The M24C64-FCU6TP/TF carries an Obsolete lifecycle status. STMicroelectronics no longer manufactures this specific variant in the 4-WLCSP package. For a production BOM that already uses this order code, the path forward is either sourcing existing stock through independent distribution or qualifying a replacement. The base product number M24C64 covers a broad family of 64 Kbit I²C EEPROMs in different packages — SOIC, TSSOP, UFDFPN — but the FCU6 suffix is unique to the WLCSP variant, so a pin-compatible drop-in in the same footprint does not exist in the active M24C64 line. Any replacement will require a PCB layout change or a package adapter.
1 MHz I²C and 450 ns access — sizing the bus timing
The 1 MHz clock frequency is the maximum SCL rate for this device. At that speed, the I²C bus runs in fast-mode plus (Fm+). If your host controller runs a bit-banged I²C or a slow MCU with marginal I²C timing, the 450 ns window is tight; a 400 kHz bus clock gives more margin. The write cycle time is 5 ms per page or byte, which is the period after a STOP condition during which the EEPROM is busy programming — the master must not send another command during that window.

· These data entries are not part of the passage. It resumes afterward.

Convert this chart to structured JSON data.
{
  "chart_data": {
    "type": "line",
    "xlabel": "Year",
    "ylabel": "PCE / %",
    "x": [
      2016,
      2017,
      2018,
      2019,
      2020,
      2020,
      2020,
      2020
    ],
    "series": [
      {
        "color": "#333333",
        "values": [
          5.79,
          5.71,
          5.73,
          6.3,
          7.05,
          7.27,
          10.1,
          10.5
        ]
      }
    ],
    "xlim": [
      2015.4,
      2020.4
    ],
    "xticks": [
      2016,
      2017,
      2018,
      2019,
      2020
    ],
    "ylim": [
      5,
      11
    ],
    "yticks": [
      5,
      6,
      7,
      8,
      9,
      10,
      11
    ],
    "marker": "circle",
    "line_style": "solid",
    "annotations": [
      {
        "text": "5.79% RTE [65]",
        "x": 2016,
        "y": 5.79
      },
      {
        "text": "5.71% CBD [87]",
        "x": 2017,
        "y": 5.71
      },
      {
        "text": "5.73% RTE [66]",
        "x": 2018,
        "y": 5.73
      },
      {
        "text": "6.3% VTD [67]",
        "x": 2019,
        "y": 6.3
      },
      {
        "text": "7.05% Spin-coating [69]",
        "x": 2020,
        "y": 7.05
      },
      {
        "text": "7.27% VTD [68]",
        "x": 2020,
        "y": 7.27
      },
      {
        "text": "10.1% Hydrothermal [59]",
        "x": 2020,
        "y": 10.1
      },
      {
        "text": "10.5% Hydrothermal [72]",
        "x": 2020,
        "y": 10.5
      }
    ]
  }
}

WLCSP package — layout and assembly notes
The 4-WLCSP package measures 0.80 mm × 0.67 mm with a 0.40 mm ball pitch. That is a fine-pitch wafer-level chip-scale package — no molded body, just the silicon die with solder balls directly attached. The PCB land pattern must match the ball layout exactly; there is no room for via-in-pad without filling and capping. The package is moisture-sensitive, so MSL handling procedures apply. For rework, a hot-air nozzle sized for a 1 mm × 1 mm die works, but the small ball size makes alignment critical — optical alignment under a microscope is standard practice in a rework lab.